The link is to their "Not Ready To Make Nice" video, because I hear that song when crazy right-wing people attack me on the Internet a lot.
Anyway, some days, it's the little things.
some chaos is probably beautiful

Your take on Barack Obama's conference with the Republicans? I thought it was quite the smackdown.
It was great political television. But if the smackdown starts and ends there, it won't matter in 9 months.
Do you have any tips for overcoming the sort of (mostly unintentional) boys-club atmosphere that can (in my experience) hamper young women just starting out in political or journalistic careers?
Doing your job well is always great revenge. The axiom about working twice as hard for half the credit usually applies. Lots of studies and anecdotal evidence points to the fact that women tend to be less self-promotional and self-aggrandizing than men, and it works against them, so work on being your own cheerleader. And then don't take shit work or shit talk from people if the dudes around you would or do stand up to it themselves.
Other than those work-arounds, work for social justice and gender equality, because that's the only real way to "overcome" it in the end.
Can you & Moe do a postmortem on DoubleX this wknd? Obviously, terrible to have jobs evaporate, but I admit I was really off-put by the site. I think Moe once said XX should try to cultivate a Carolyn Hax voice, but hooo boy did they go in a diff directio
Well, I think it's a leetle early for a post-mortem, as Double X did technically just get folded back into the Slate family, and not shuttered. I'm not totally sure that anyone lost their jobs-- I know, for instance, that Jess Grose still has one.
But if I were to make an assessment of why it never went through the roof the way I do think it had the potential to, it would be as follows. The founders said that they wanted to make it something like Jezebel for an older (read also: smarter, more erudite) crowd. And, let's be frank: my writing and Moe's (to a lesser degree, I think) wasn't necessarily aimed at nor read in great numbers by the 18-25 set, especially in comparison to Tracie's video clips, or the fashion coverage or the gossip coverage. I wrote about politics, feminism, international women's issues, the violence visited upon women and, when I got tired of the horrors of the world, what it's like being a single woman over a certain age. Moe wrote a lot about economics and politics and, even though she wrote more retail pieces, wrote in a voice and a style that was, say, more literary than conversation -- and I doubt that the readers who bitched about not understanding were women in their 30s.

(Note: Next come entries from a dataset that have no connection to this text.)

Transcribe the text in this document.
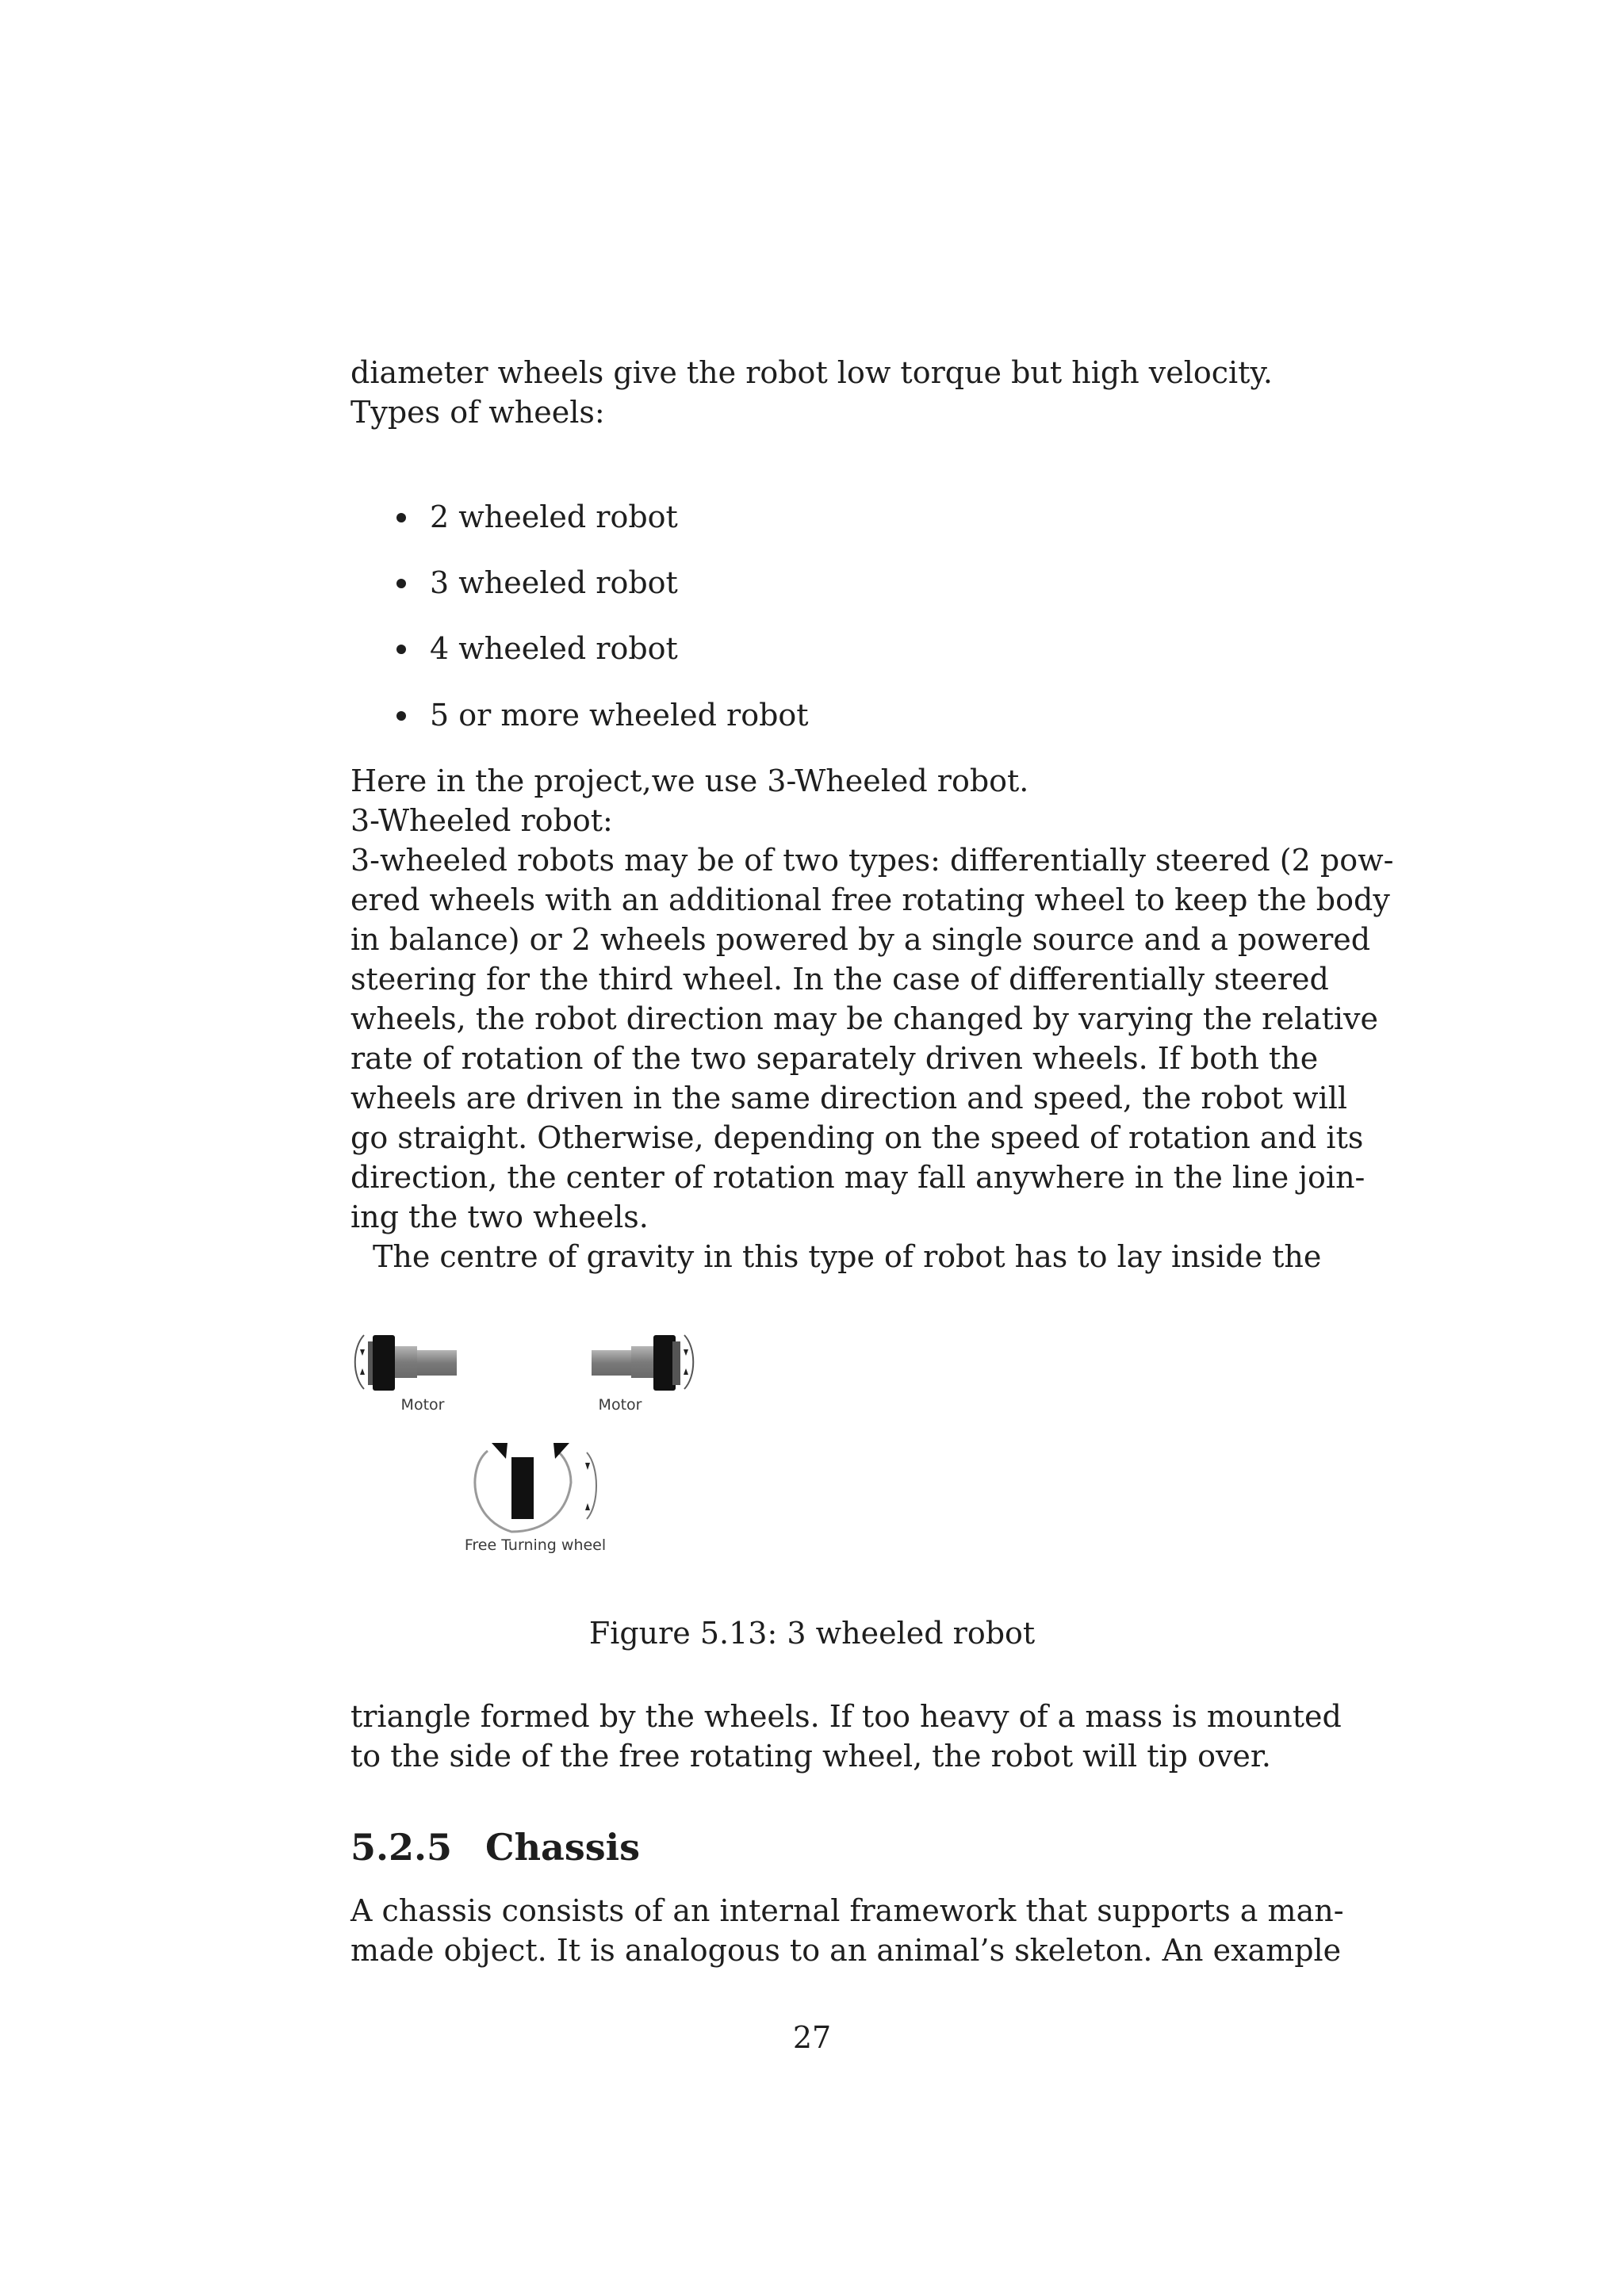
diameter wheels give the robot low torque but high velocity.
Types of wheels:
2 wheeled robot
3 wheeled robot
4 wheeled robot
5 or more wheeled robot
Here in the project,we use 3-Wheeled robot.
3-Wheeled robot:
3-wheeled robots may be of two types: differentially steered (2 pow-
ered wheels with an additional free rotating wheel to keep the body
in balance) or 2 wheels powered by a single source and a powered
steering for the third wheel. In the case of differentially steered
wheels, the robot direction may be changed by varying the relative
rate of rotation of the two separately driven wheels. If both the
wheels are driven in the same direction and speed, the robot will
go straight. Otherwise, depending on the speed of rotation and its
direction, the center of rotation may fall anywhere in the line join-
ing the two wheels.
The centre of gravity in this type of robot has to lay inside the
Motor	Motor
Free Turning wheel
Figure 5.13: 3 wheeled robot
triangle formed by the wheels. If too heavy of a mass is mounted
to the side of the free rotating wheel, the robot will tip over.
5.2.5 Chassis
A chassis consists of an internal framework that supports a man-
made object. It is analogous to an animal’s skeleton. An example
27
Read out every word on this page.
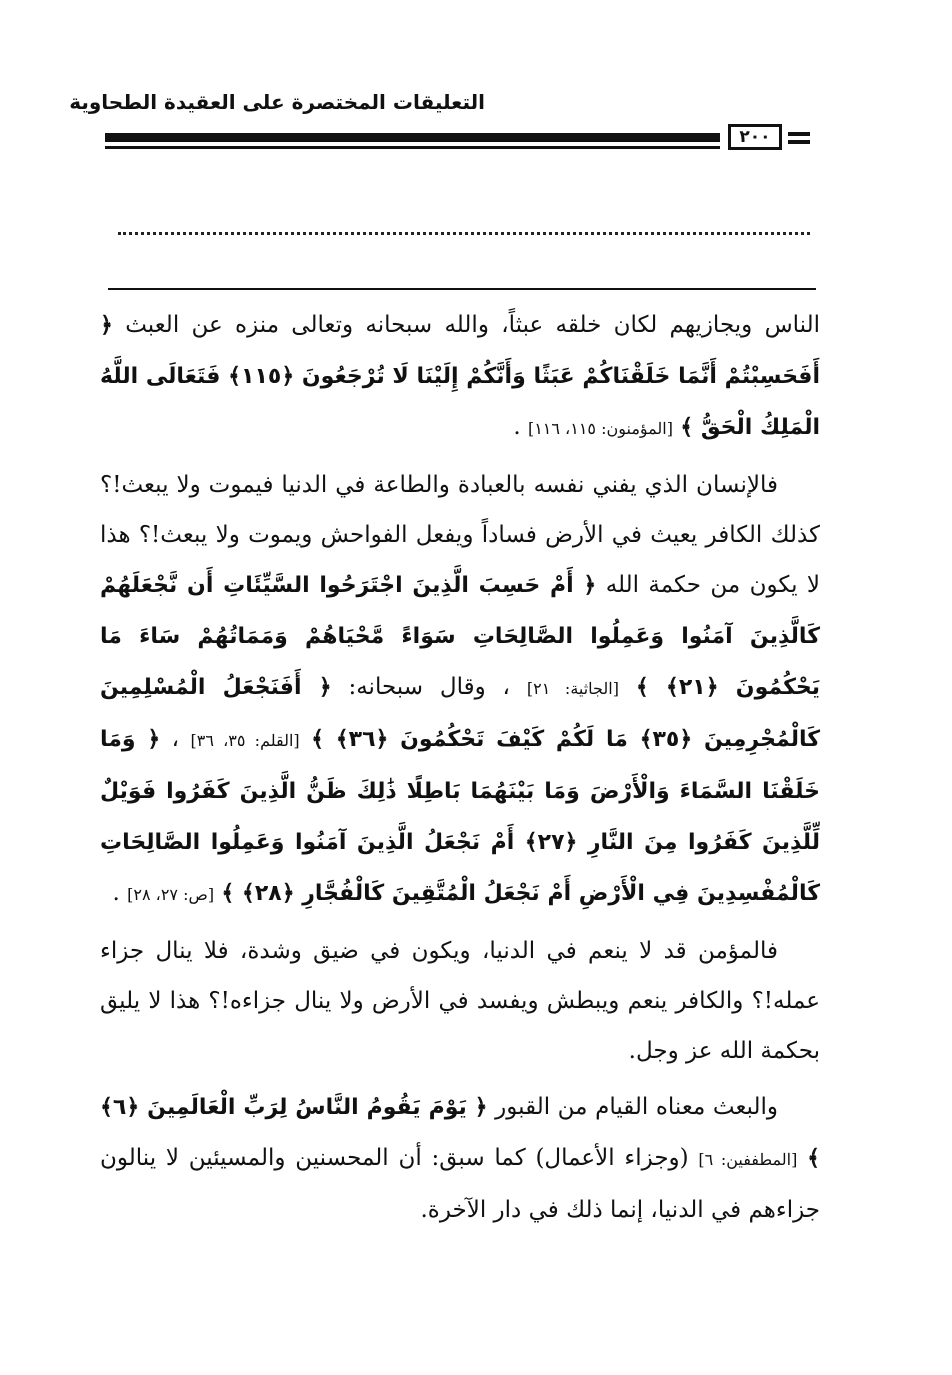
التعليقات المختصرة على العقيدة الطحاوية
٢٠٠

الناس ويجازيهم لكان خلقه عبثاً، والله سبحانه وتعالى منزه عن العبث ﴿ أَفَحَسِبْتُمْ أَنَّمَا خَلَقْنَاكُمْ عَبَثًا وَأَنَّكُمْ إِلَيْنَا لَا تُرْجَعُونَ ﴿١١٥﴾ فَتَعَالَى اللَّهُ الْمَلِكُ الْحَقُّ ﴾ [المؤمنون: ١١٥، ١١٦] .

فالإنسان الذي يفني نفسه بالعبادة والطاعة في الدنيا فيموت ولا يبعث!؟ كذلك الكافر يعيث في الأرض فساداً ويفعل الفواحش ويموت ولا يبعث!؟ هذا لا يكون من حكمة الله ﴿ أَمْ حَسِبَ الَّذِينَ اجْتَرَحُوا السَّيِّئَاتِ أَن نَّجْعَلَهُمْ كَالَّذِينَ آمَنُوا وَعَمِلُوا الصَّالِحَاتِ سَوَاءً مَّحْيَاهُمْ وَمَمَاتُهُمْ سَاءَ مَا يَحْكُمُونَ ﴿٢١﴾ ﴾ [الجاثية: ٢١] ، وقال سبحانه: ﴿ أَفَنَجْعَلُ الْمُسْلِمِينَ كَالْمُجْرِمِينَ ﴿٣٥﴾ مَا لَكُمْ كَيْفَ تَحْكُمُونَ ﴿٣٦﴾ ﴾ [القلم: ٣٥، ٣٦] ، ﴿ وَمَا خَلَقْنَا السَّمَاءَ وَالْأَرْضَ وَمَا بَيْنَهُمَا بَاطِلًا ذَٰلِكَ ظَنُّ الَّذِينَ كَفَرُوا فَوَيْلٌ لِّلَّذِينَ كَفَرُوا مِنَ النَّارِ ﴿٢٧﴾ أَمْ نَجْعَلُ الَّذِينَ آمَنُوا وَعَمِلُوا الصَّالِحَاتِ كَالْمُفْسِدِينَ فِي الْأَرْضِ أَمْ نَجْعَلُ الْمُتَّقِينَ كَالْفُجَّارِ ﴿٢٨﴾ ﴾ [ص: ٢٧، ٢٨] .

فالمؤمن قد لا ينعم في الدنيا، ويكون في ضيق وشدة، فلا ينال جزاء عمله!؟ والكافر ينعم ويبطش ويفسد في الأرض ولا ينال جزاءه!؟ هذا لا يليق بحكمة الله عز وجل.

والبعث معناه القيام من القبور ﴿ يَوْمَ يَقُومُ النَّاسُ لِرَبِّ الْعَالَمِينَ ﴿٦﴾ ﴾ [المطففين: ٦] (وجزاء الأعمال) كما سبق: أن المحسنين والمسيئين لا ينالون جزاءهم في الدنيا، إنما ذلك في دار الآخرة.
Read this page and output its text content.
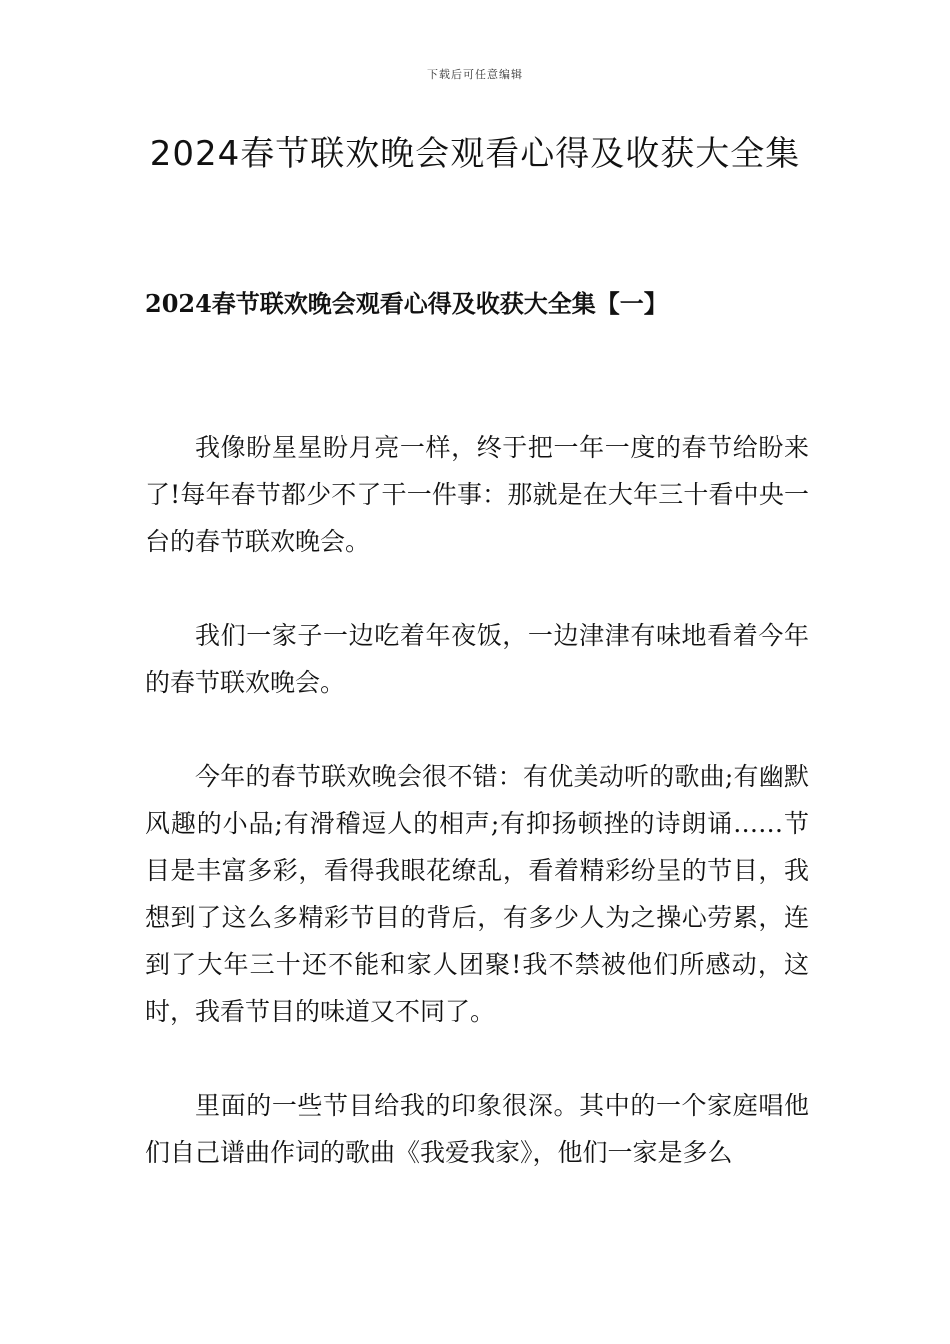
下载后可任意编辑
2024春节联欢晚会观看心得及收获大全集
2024春节联欢晚会观看心得及收获大全集【一】

我像盼星星盼月亮一样，终于把一年一度的春节给盼来了!每年春节都少不了干一件事：那就是在大年三十看中央一台的春节联欢晚会。

我们一家子一边吃着年夜饭，一边津津有味地看着今年的春节联欢晚会。

今年的春节联欢晚会很不错：有优美动听的歌曲;有幽默风趣的小品;有滑稽逗人的相声;有抑扬顿挫的诗朗诵……节目是丰富多彩，看得我眼花缭乱，看着精彩纷呈的节目，我想到了这么多精彩节目的背后，有多少人为之操心劳累，连到了大年三十还不能和家人团聚!我不禁被他们所感动，这时，我看节目的味道又不同了。

里面的一些节目给我的印象很深。其中的一个家庭唱他们自己谱曲作词的歌曲《我爱我家》，他们一家是多么
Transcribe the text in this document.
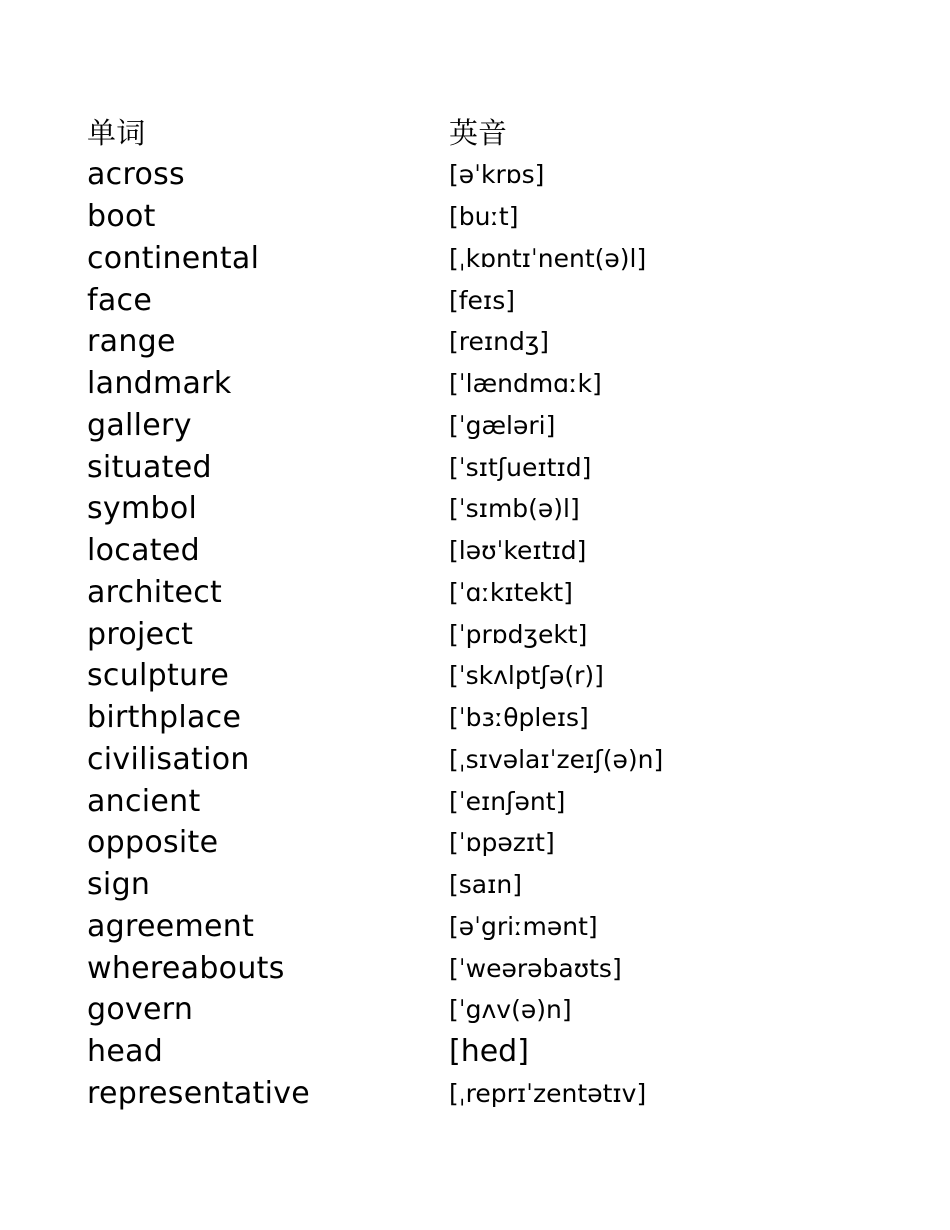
单词	英音
across	[əˈkrɒs]
boot	[buːt]
continental	[ˌkɒntɪˈnent(ə)l]
face	[feɪs]
range	[reɪndʒ]
landmark	[ˈlændmɑːk]
gallery	[ˈgæləri]
situated	[ˈsɪtʃueɪtɪd]
symbol	[ˈsɪmb(ə)l]
located	[ləʊˈkeɪtɪd]
architect	[ˈɑːkɪtekt]
project	[ˈprɒdʒekt]
sculpture	[ˈskʌlptʃə(r)]
birthplace	[ˈbɜːθpleɪs]
civilisation	[ˌsɪvəlaɪˈzeɪʃ(ə)n]
ancient	[ˈeɪnʃənt]
opposite	[ˈɒpəzɪt]
sign	[saɪn]
agreement	[əˈgriːmənt]
whereabouts	[ˈweərəbaʊts]
govern	[ˈgʌv(ə)n]
head	[hed]
representative	[ˌreprɪˈzentətɪv]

So, if I had been planning for the Double X launch, I would have said: if it's my goal to get a more erudite, feminist readership and write about serious and less serious women's issues, the readers I should be trying to poach from Jezebel are the ones who read Megan and Moe, who are frustrated by some of the more fluffy coverage, etc. It wouldn't have been the most awesome business decision ever -- I was rarely the most trafficked blogger on the site, even for the few months I was full time -- but between that, the Slate brand and maybe targeting the millions of older women who want to vom reading wowowow's site, I think they would've been in a good place.
Instead, their splashy launch was marred by a personal attack on Moe and I, inspiring a backlash by our readers, friends and writers-in-arms that managed to tarnish its reputation among the very readers they wanted to attract (let alone some of the writers they wanted to attract) -- even the ones who might have felt the frustration at Jezebel for which Double X was supposed to be the antidote. Worse yet, it's a little difficult to play More-Feminist-Than-Thou with a name that denotes cis-gender privilege.
I certainly understand the attraction to trying to knock Jezebel down a peg, and brand yourself as different, but the kind of different the Hirshmann piece branded them as wasn't helpful. And then to follow it up with a couple of pieces about how feminism is dead and the writer hates feminism probably made it worse. Lots of people, me included, never added it to our must-read list and I rarely looked at it even for story ideas, despite liking the work of several of the writers and having worked with Jess Grose. I'd guess that I'm not totally alone in that, and, on one level, that sucks. I think there was totally room for both publications in the blogosphere, and for the competition, and I think having a publication that claimed to be feminist fail isn't the best thing for feminism or feminist writers.
On the other hand, if the number of people who write about why I'm a "bad" rape victim for whatever reason in order to generate traffic and publicity slows because it's proven to hurt more than it helps, hey, you know, hard to complain too much.